London is increasingly becoming that paradoxical city with the police presence and awareness irritating the desire and motivation to explore everything ignited by recent subterranean delights and the heart-pumping stories that accompany these. You can have your cake and eat it, but then you get fat and then you can’t run when you get chased?
Fear is a monster of an emotion, a horrible beast that has the power to paralyse at a time when ignoring it and pushing beyond those rational apprehensions brings the most reward.
‘The heart of this desire’
I still love London, it’s this abusive relationship where you live in perpetual anxiety of the consequences of a misdemeanour but keep going back, pushing on for those moments of intimacy, that mutual love spilt only in those moments the city embraces you and lets you in to those places you didn’t think possible. An escape to another destination excites but there’s unfinished business in London, dangerous opportunities for glory and the personal completion of self created lists of place we so gleefully used to mock when dereliction was all that mattered.

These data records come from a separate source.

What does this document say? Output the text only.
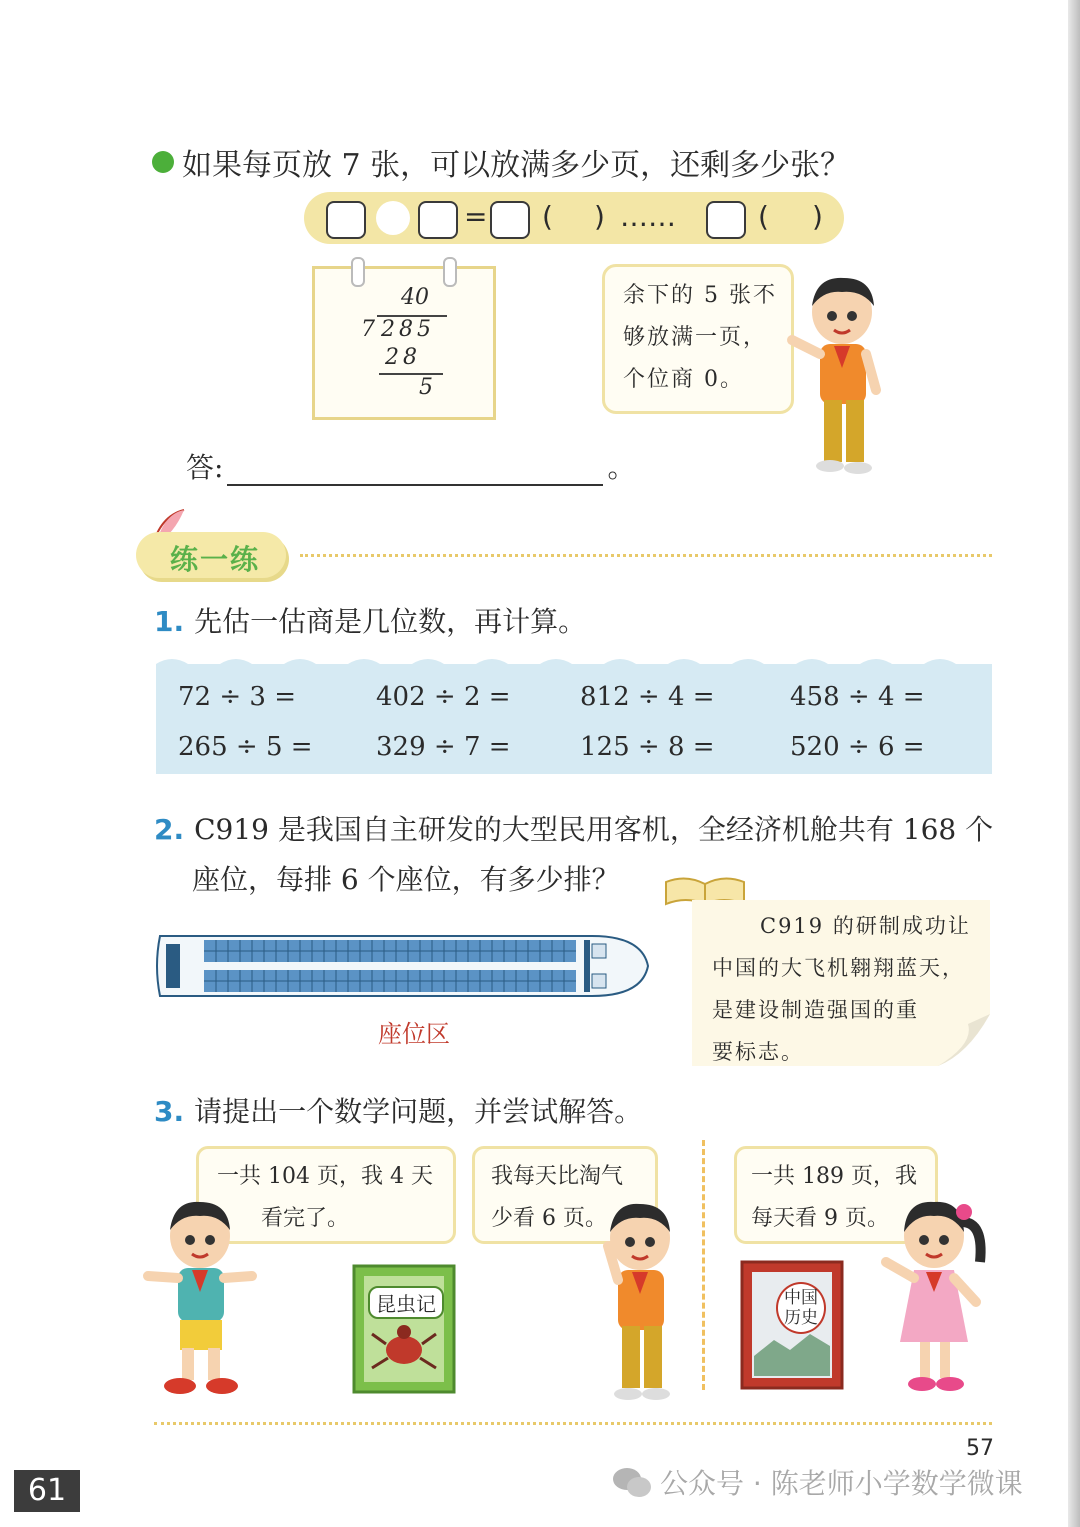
如果每页放 7 张，可以放满多少页，还剩多少张？
= ( ) ……	( )
40
7 285
28
5
余下的 5 张不
够放满一页，
个位商 0。
答:	。
练一练
1. 先估一估商是几位数，再计算。
72 ÷ 3 =	402 ÷ 2 =	812 ÷ 4 =	458 ÷ 4 =
265 ÷ 5 = 329 ÷ 7 =	125 ÷ 8 =	520 ÷ 6 =
2. C919 是我国自主研发的大型民用客机，全经济机舱共有 168 个
座位，每排 6 个座位，有多少排？
座位区
C919 的研制成功让
中国的大飞机翱翔蓝天，
是建设制造强国的重
要标志。
3. 请提出一个数学问题，并尝试解答。
一共 104 页，我 4 天
看完了。
我每天比淘气
少看 6 页。
一共 189 页，我
每天看 9 页。
昆虫记	中国
历史
57
61	公众号 · 陈老师小学数学微课
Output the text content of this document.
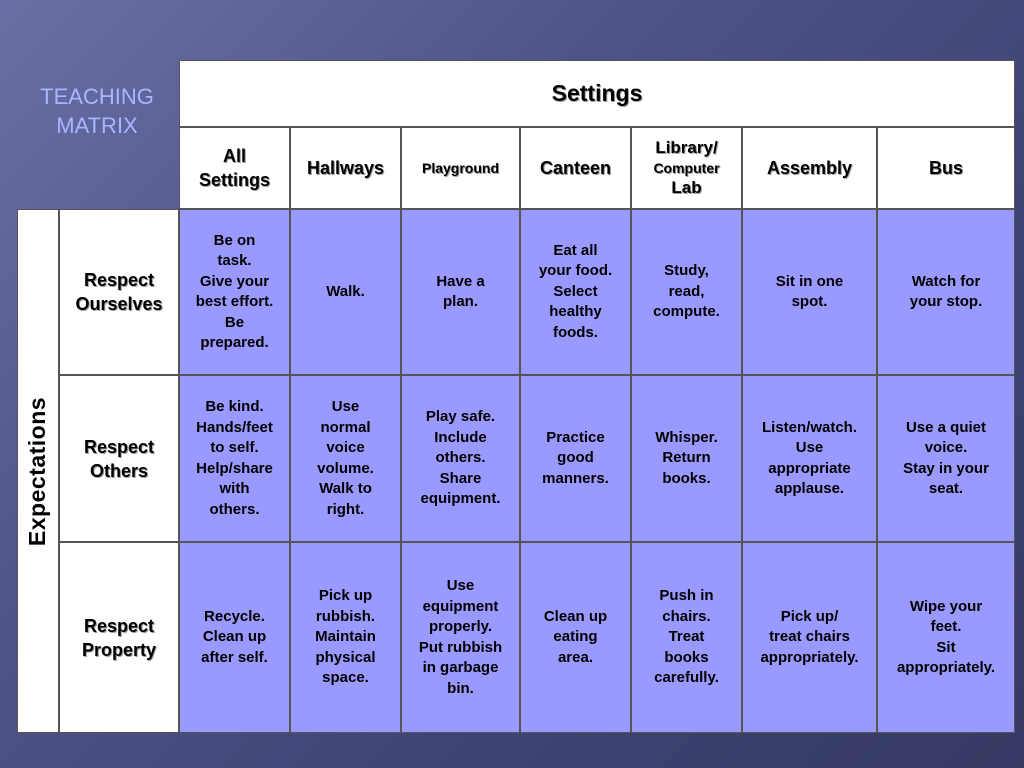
TEACHING
MATRIX
Settings
All
Settings
Hallways	Playground Canteen
Library/
Computer
Lab
Assembly	Bus
Expectations
Respect
Ourselves
Be on
task.
Give your
best effort.
Be
prepared.
Walk.
Have a
plan.
Eat all
your food.
Select
healthy
foods.
Study,
read,
compute.
Sit in one
spot.
Watch for
your stop.
Respect
Others
Be kind.
Hands/feet
to self.
Help/share
with
others.
Use
normal
voice
volume.
Walk to
right.
Play safe.
Include
others.
Share
equipment.
Practice
good
manners.
Whisper.
Return
books.
Listen/watch.
Use
appropriate
applause.
Use a quiet
voice.
Stay in your
seat.
Respect
Property
Recycle.
Clean up
after self.
Pick up
rubbish.
Maintain
physical
space.
Use
equipment
properly.
Put rubbish
in garbage
bin.
Clean up
eating
area.
Push in
chairs.
Treat
books
carefully.
Pick up/
treat chairs
appropriately.
Wipe your
feet.
Sit
appropriately.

These holy grails sit there for so long, taunting us as we scratch at the door like a cat in the rain. We’ve hit so many places but again, we’ve missed so many too, through demolition, completion, concreting up of access. This drying up of aspiration within this section of the community must surely be the point upon which we step back and look at the alternatives to traditional ‘urban exploration’. Turning our playground into our living room has been as aspiration for so long and taking hold of this mass of brick, glass and steel and turning it into a space we can utilise for everything we could need must surely be the next step in this wonderful urban adventure.
‘Everything that was once new’
The city continues to grow; it always will. The new will be conquered and those so old to have been ignored by this generation will also be taken down a peg or two. Those who say that London is dead are wrong, it’s very much alive and it’s just a different angle to the city that we need to take to re-ignite the love that others are losing. One day another of these grails will surely fall with the continued hard work of those pushing on, and that is the fire at the end of this tunnel that we feed with places like NEO Bankside.